CODE PENAL(Partie Législative)
CHAPITRE Ier : Dispositions générales

Article 121-1
Nul n'est responsable pénalement que de son propre fait.

Article 121-2
(Loi nº 2000-647 du 10 juillet 2000 art. 8 Journal Officiel du 11 juillet 2000)
(Loi nº 2004-204 du 9 mars 2004 art. 54 Journal Officiel du 10 mars 2004 en vigueur le 31 décembre 2005)

Les personnes morales, à l'exclusion de l'Etat, sont responsables pénalement, selon les distinctions des articles 121-4 à 121-7, des infractions commises, pour leur compte, par leurs organes ou représentants.

Toutefois, les collectivités territoriales et leurs groupements ne sont responsables pénalement que des infractions commises dans l'exercice d'activités susceptibles de faire l'objet de conventions de délégation de service public.

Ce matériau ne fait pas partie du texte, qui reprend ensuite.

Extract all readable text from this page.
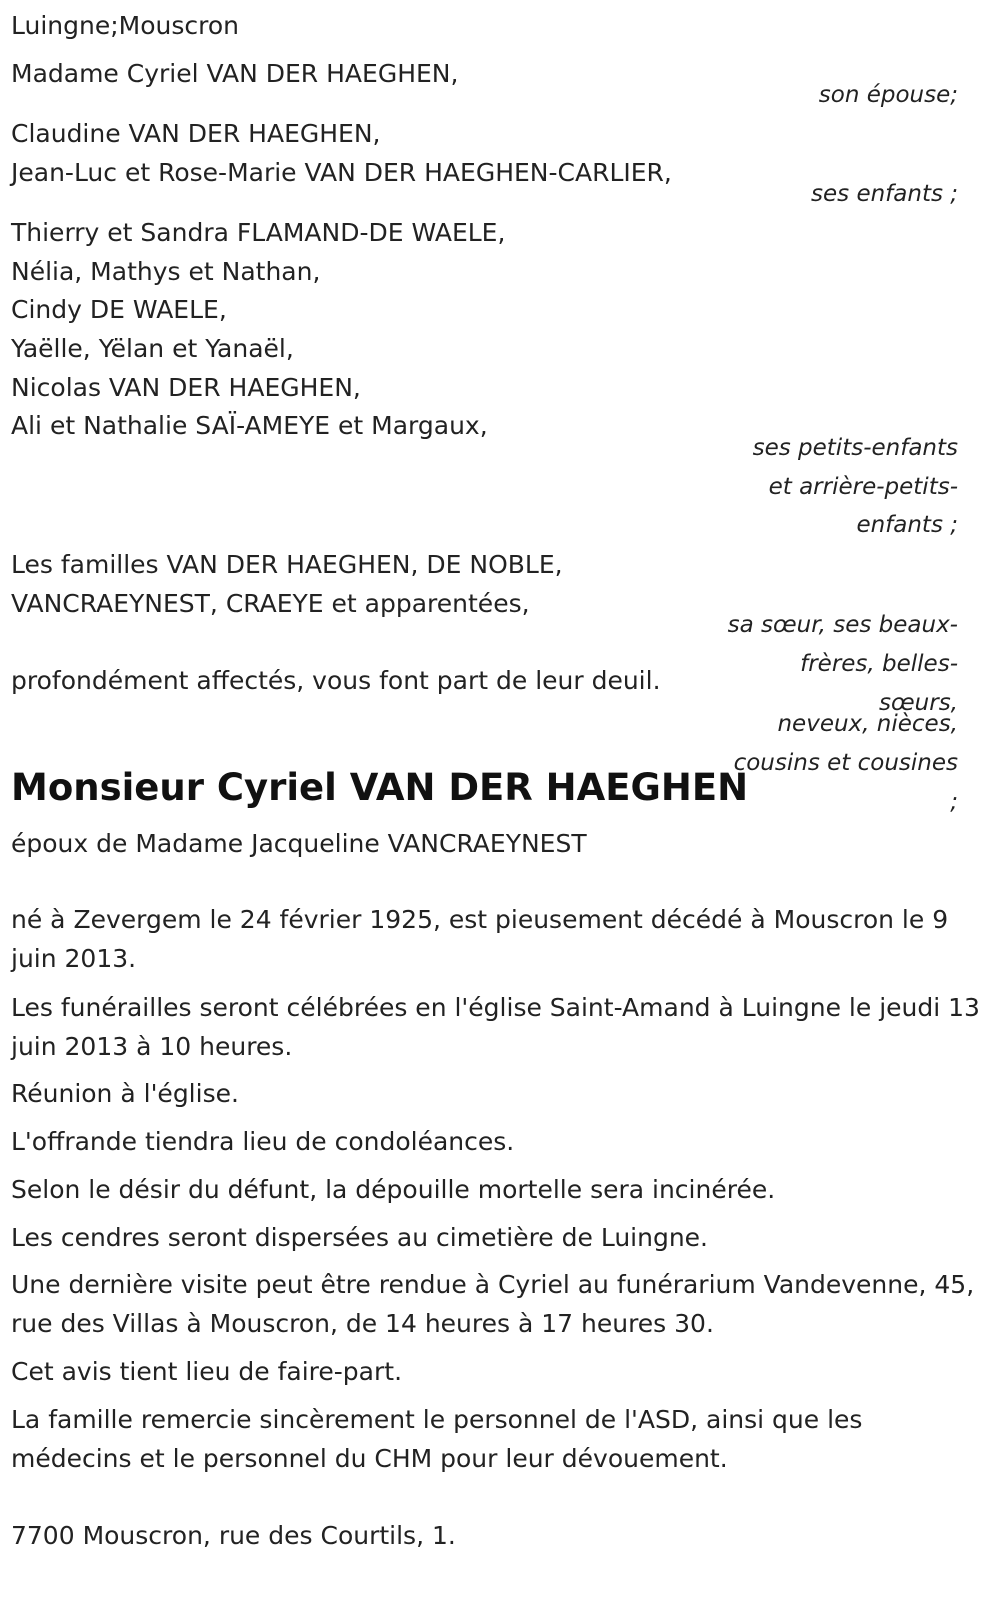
Luingne;Mouscron

Madame Cyriel VAN DER HAEGHEN,

son épouse;

Claudine VAN DER HAEGHEN,

Jean-Luc et Rose-Marie VAN DER HAEGHEN-CARLIER,

ses enfants ;

Thierry et Sandra FLAMAND-DE WAELE,

Nélia, Mathys et Nathan,

Cindy DE WAELE,

Yaëlle, Yëlan et Yanaël,

Nicolas VAN DER HAEGHEN,

Ali et Nathalie SAÏ-AMEYE et Margaux,

ses petits-enfants

et arrière-petits-

enfants ;

Les familles VAN DER HAEGHEN, DE NOBLE,

VANCRAEYNEST, CRAEYE et apparentées,

sa sœur, ses beaux-

frères, belles-

sœurs,

neveux, nièces,

cousins et cousines

;

profondément affectés, vous font part de leur deuil.

Monsieur Cyriel VAN DER HAEGHEN

époux de Madame Jacqueline VANCRAEYNEST

né à Zevergem le 24 février 1925, est pieusement décédé à Mouscron le 9 juin 2013.

Les funérailles seront célébrées en l'église Saint-Amand à Luingne le jeudi 13 juin 2013 à 10 heures.

Réunion à l'église.

L'offrande tiendra lieu de condoléances.

Selon le désir du défunt, la dépouille mortelle sera incinérée.

Les cendres seront dispersées au cimetière de Luingne.

Une dernière visite peut être rendue à Cyriel au funérarium Vandevenne, 45, rue des Villas à Mouscron, de 14 heures à 17 heures 30.

Cet avis tient lieu de faire-part.

La famille remercie sincèrement le personnel de l'ASD, ainsi que les médecins et le personnel du CHM pour leur dévouement.

7700 Mouscron, rue des Courtils, 1.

La responsabilité pénale des personnes morales n'exclut pas celle des personnes physiques auteurs ou complices des mêmes faits, sous réserve des dispositions du quatrième alinéa de l'article 121-3.

Article 121-3
(Loi nº 96-393 du 13 mai 1996 art. 1 Journal Officiel du 14 mai 1996)
(Loi nº 2000-647 du 10 juillet 2000 art. 1 Journal Officiel du 11 juillet 2000)
Il n'y a point de crime ou de délit sans intention de le commettre.

Toutefois, lorsque la loi le prévoit, il y a délit en cas de mise en danger délibérée de la personne d'autrui.

Il y a également délit, lorsque la loi le prévoit, en cas de faute d'imprudence, de négligence ou de manquement à une obligation de prudence ou de sécurité prévue par la loi ou le règlement, s'il est établi que l'auteur des faits n'a pas accompli les diligences normales compte tenu, le cas échéant, de la nature de ses missions ou de ses fonctions, de ses compétences ainsi que du pouvoir et des moyens dont il disposait.

Dans le cas prévu par l'alinéa qui précède, les personnes physiques qui n'ont pas causé directement le dommage, mais qui ont créé ou contribué à créer la situation qui a permis la réalisation du dommage ou qui n'ont pas pris les mesures permettant de l'éviter, sont responsables pénalement s'il est établi qu'elles ont, soit violé de façon manifestement délibérée une obligation particulière de prudence ou de sécurité prévue par la loi ou le règlement, soit commis une faute caractérisée et qui exposait autrui à un risque d'une particulière gravité qu'elles ne pouvaient ignorer.

Il n'y a point de contravention en cas de force majeure.

Article 121-4
Est auteur de l'infraction la personne qui :
1º Commet les faits incriminés ;
2º Tente de commettre un crime ou, dans les cas prévus par la loi, un délit.

Article 121-5
La tentative est constituée dès lors que, manifestée par un commencement d'exécution, elle n'a été suspendue ou n'a manqué son effet qu'en raison de circonstances indépendantes de la volonté de son auteur.

Article 121-6
Sera puni comme auteur le complice de l'infraction, au sens de l'article 121-7.

Article 121-7
Est complice d'un crime ou d'un délit la personne qui sciemment, par aide ou assistance, en a facilité la préparation ou la consommation.
Est également complice la personne qui par don, promesse, menace, ordre, abus d'autorité ou de pouvoir aura provoqué à une infraction ou donné des instructions pour la commettre.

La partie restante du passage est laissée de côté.